The attorney general announced findings of an extensive FBI investigation into the shooting attack by Mohammed Alshamrani, a 21-year-old 2nd Lieutenant in the Royal Saudi Air Force.
“This was an act of terrorism,” Barr said at a press conference in Washington on Monday. “The evidence shows that the shooter was motivate by jihadist ideology.”
Investigators didn’t find evidence that other members of the Saudi military or any foreign nationals in the U.S. assisted in the Pensacola attack or had advance knowledge of it, Barr said.
But the attack raised questions about the adequacy of screening for foreign trainees, and Barr said vetting is being improved for military trainees from all countries.
President Donald Trump has made the U.S. partnership with Saudi Arabia a centerpiece of his foreign policy, but critics of the kingdom have long faulted its past alliance with a hard-line Sunni branch of Islam. Fifteen of the 19 hijackers in the terrorist attacks on Sept. 11, 2001 were Saudis.
Barr said Saudi Arabia “gave complete and total support” to the investigation into the Pensacola killings and ordered all of its trainees to cooperate.

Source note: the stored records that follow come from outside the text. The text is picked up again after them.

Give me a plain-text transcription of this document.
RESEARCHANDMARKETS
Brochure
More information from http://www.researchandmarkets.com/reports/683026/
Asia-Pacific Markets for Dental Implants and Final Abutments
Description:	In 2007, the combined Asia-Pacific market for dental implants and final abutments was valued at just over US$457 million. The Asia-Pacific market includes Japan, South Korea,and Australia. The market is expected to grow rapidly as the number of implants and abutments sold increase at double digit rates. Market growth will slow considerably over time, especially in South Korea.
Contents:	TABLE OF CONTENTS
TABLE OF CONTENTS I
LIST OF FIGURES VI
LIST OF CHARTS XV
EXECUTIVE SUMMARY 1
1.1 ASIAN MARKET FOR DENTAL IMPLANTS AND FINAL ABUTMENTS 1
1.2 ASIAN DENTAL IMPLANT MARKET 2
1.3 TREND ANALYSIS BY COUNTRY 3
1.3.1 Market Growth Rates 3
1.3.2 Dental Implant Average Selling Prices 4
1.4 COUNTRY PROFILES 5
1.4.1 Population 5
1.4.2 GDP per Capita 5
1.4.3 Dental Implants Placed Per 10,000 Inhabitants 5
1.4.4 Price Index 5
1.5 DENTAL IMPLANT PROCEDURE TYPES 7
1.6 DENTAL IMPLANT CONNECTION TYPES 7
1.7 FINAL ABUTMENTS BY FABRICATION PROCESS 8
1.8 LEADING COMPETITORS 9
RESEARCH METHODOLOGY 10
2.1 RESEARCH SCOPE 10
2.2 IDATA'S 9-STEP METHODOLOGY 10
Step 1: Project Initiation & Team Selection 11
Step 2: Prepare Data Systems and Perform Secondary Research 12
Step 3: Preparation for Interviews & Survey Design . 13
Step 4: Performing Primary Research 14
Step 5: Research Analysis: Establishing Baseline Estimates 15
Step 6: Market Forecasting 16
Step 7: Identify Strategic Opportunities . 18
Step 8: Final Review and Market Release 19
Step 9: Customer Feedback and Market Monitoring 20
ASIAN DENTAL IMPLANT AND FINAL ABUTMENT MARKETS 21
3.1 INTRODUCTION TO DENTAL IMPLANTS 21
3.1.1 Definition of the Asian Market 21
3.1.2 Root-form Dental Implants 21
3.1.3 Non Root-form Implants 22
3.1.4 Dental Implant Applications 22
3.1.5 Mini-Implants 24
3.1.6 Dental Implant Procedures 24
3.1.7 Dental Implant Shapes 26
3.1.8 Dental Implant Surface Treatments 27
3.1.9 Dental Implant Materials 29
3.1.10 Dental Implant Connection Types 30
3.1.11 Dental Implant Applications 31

In addition to jihadist content, Barr said 15 of the trainees “had some kind of contact with child pornography.”
“While one of these individuals had a significant number of such images, all the rest had one or two images, in most cases posted in a chat room by someone else or received over social media,” Barr said.

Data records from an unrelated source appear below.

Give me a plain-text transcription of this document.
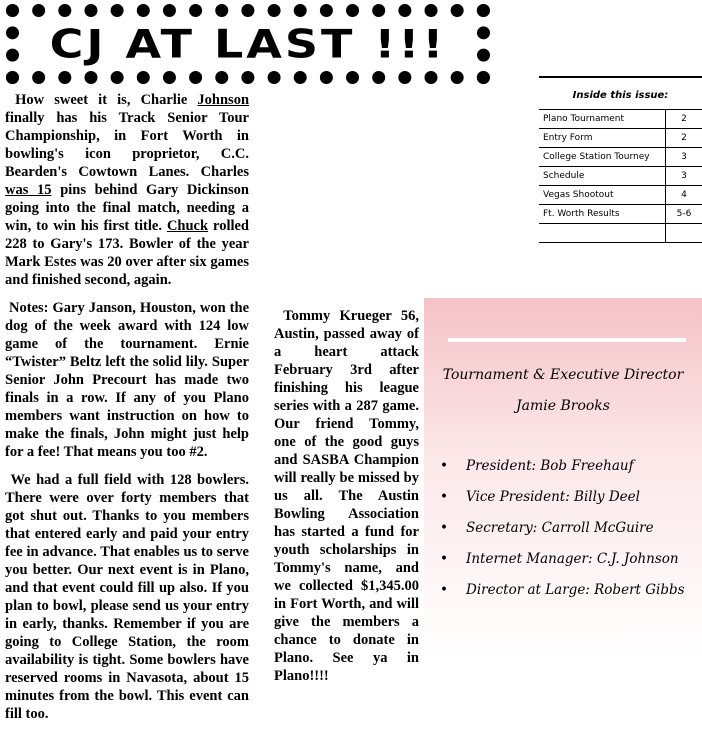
CJ AT LAST !!!

How sweet it is, Charlie Johnson finally has his Track Senior Tour Championship, in Fort Worth in bowling's icon proprietor, C.C. Bearden's Cowtown Lanes. Charles was 15 pins behind Gary Dickinson going into the final match, needing a win, to win his first title. Chuck rolled 228 to Gary's 173. Bowler of the year Mark Estes was 20 over after six games and finished second, again.

Notes: Gary Janson, Houston, won the dog of the week award with 124 low game of the tournament. Ernie “Twister” Beltz left the solid lily. Super Senior John Precourt has made two finals in a row. If any of you Plano members want instruction on how to make the finals, John might just help for a fee! That means you too #2.

We had a full field with 128 bowlers. There were over forty members that got shut out. Thanks to you members that entered early and paid your entry fee in advance. That enables us to serve you better. Our next event is in Plano, and that event could fill up also. If you plan to bowl, please send us your entry in early, thanks. Remember if you are going to College Station, the room availability is tight. Some bowlers have reserved rooms in Navasota, about 15 minutes from the bowl. This event can fill too.

Tommy Krueger 56, Austin, passed away of a heart attack February 3rd after finishing his league series with a 287 game. Our friend Tommy, one of the good guys and SASBA Champion will really be missed by us all. The Austin Bowling Association has started a fund for youth scholarships in Tommy's name, and we collected $1,345.00 in Fort Worth, and will give the members a chance to donate in Plano. See ya in Plano!!!!

Inside this issue:
Plano Tournament	2
Entry Form	2
College Station Tourney	3
Schedule	3
Vegas Shootout	4
Ft. Worth Results	5-6

Tournament & Executive Director
Jamie Brooks
•	President: Bob Freehauf
•	Vice President: Billy Deel
•	Secretary: Carroll McGuire
•	Internet Manager: C.J. Johnson
•	Director at Large: Robert Gibbs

The Federal Bureau of Investigation also is pressing Apple Inc. to help access data on iPhones that belonged to Alshamrani. In a continuation of a running fight between the Justice Department and Apple, Barr said the company hasn’t given investigators assistance they need.
Barr was referring specifically to help accessing data on the phones, Justice Department spokeswoman Kerri Kupec said. “They have yet to tell us whether they have the ability to get into the phones themselves,” Kupec said.